The European Central Bank on Thursday confirmed expectations of a 50 basis point interest rate increase, taking its key rate to 2.5%.
In a statement, it pledged to “stay the course in raising interest rates significantly at a steady pace” and, in unusually firm language, said it intended to hike by another 50 basis points in March.
It said keeping rates at restrictive levels would control price rises by dampening demand and keeping inflation expectations under constrained. Decisions at future meetings will be data-dependent, it added.
The move follows four hikes in 2022 which brought euro zone rates out of negative territory for the first time since 2014.
Euro zone inflation fell for the third straight month in January, flash figures published Wednesday showed, but headline inflation remained high at 8.5%. Core inflation, which excludes energy and food, was flat at 5.2%.
Attention now turns to Thursday’s speech and press conference by Lagarde, which begins at 2:45 p.m.

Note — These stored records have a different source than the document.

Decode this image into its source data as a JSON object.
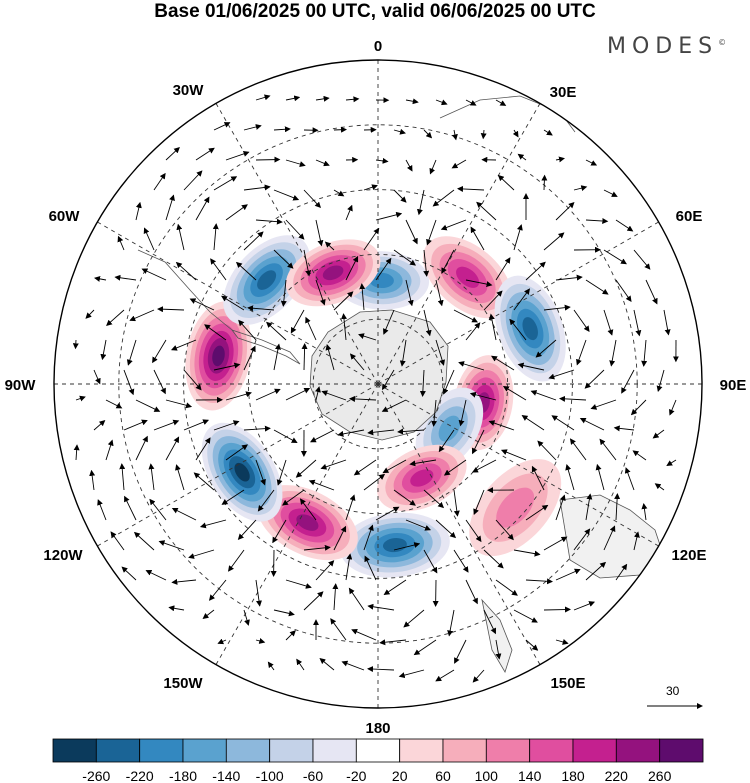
{
  "title": "Base 01/06/2025 00 UTC, valid 06/06/2025 00 UTC",
  "brand": {
    "text": "MODES",
    "mark": "©"
  },
  "longitude_labels": [
    {
      "id": "0",
      "text": "0"
    },
    {
      "id": "30E",
      "text": "30E"
    },
    {
      "id": "60E",
      "text": "60E"
    },
    {
      "id": "90E",
      "text": "90E"
    },
    {
      "id": "120E",
      "text": "120E"
    },
    {
      "id": "150E",
      "text": "150E"
    },
    {
      "id": "180",
      "text": "180"
    },
    {
      "id": "150W",
      "text": "150W"
    },
    {
      "id": "120W",
      "text": "120W"
    },
    {
      "id": "90W",
      "text": "90W"
    },
    {
      "id": "60W",
      "text": "60W"
    },
    {
      "id": "30W",
      "text": "30W"
    }
  ],
  "vector_reference": {
    "value": "30"
  },
  "colorbar": {
    "colors": [
      "#0b3a5c",
      "#1a6496",
      "#3388c0",
      "#5aa2cf",
      "#8db8dc",
      "#c4d2e8",
      "#e6e6f3",
      "#ffffff",
      "#fbd6d9",
      "#f6aebb",
      "#ef7eaa",
      "#e04e9f",
      "#c4208f",
      "#94127e",
      "#5e0c6d"
    ],
    "labels": [
      "-260",
      "-220",
      "-180",
      "-140",
      "-100",
      "-60",
      "-20",
      "20",
      "60",
      "100",
      "140",
      "180",
      "220",
      "260"
    ]
  },
  "anomaly_centers": [
    {
      "name": "neg-0",
      "value": -180,
      "lon": 2,
      "lat": -58
    },
    {
      "name": "pos-30E",
      "value": 200,
      "lon": 40,
      "lat": -47
    },
    {
      "name": "neg-60E",
      "value": -250,
      "lon": 70,
      "lat": -40
    },
    {
      "name": "pos-90E",
      "value": 230,
      "lon": 100,
      "lat": -57
    },
    {
      "name": "neg-110E",
      "value": -170,
      "lon": 122,
      "lat": -64
    },
    {
      "name": "pos-150E",
      "value": 190,
      "lon": 155,
      "lat": -58
    },
    {
      "name": "pos-130E",
      "value": 120,
      "lon": 132,
      "lat": -33
    },
    {
      "name": "neg-175E",
      "value": -240,
      "lon": 174,
      "lat": -40
    },
    {
      "name": "pos-155W",
      "value": 250,
      "lon": -153,
      "lat": -42
    },
    {
      "name": "neg-120W",
      "value": -260,
      "lon": -123,
      "lat": -40
    },
    {
      "name": "pos-80W",
      "value": 270,
      "lon": -80,
      "lat": -40
    },
    {
      "name": "neg-50W",
      "value": -240,
      "lon": -47,
      "lat": -43
    },
    {
      "name": "pos-25W",
      "value": 240,
      "lon": -22,
      "lat": -53
    }
  ]
}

Frankfurt time, for an indication of the central bank’s latest outlook on the economy and further details of its plans for hiking and quantitative tightening.
In December, it announced that from March it would begin to reduce its 5 trillion euro ($5.49 trillion) balance sheet by 15 billion euros per month on average until the end of June 2023.
On Thursday, it said that in line with current practice it would continue partial reinvestments of its maturing debt.
“The remaining reinvestment amounts will be allocated proportionally to the share of redemptions across each constituent programme of the APP (Asset Purchase Programme) and, under the public sector purchase programme (PSPP), to the share of redemptions of each jurisdiction and across national and supranational issuers,” its statement said.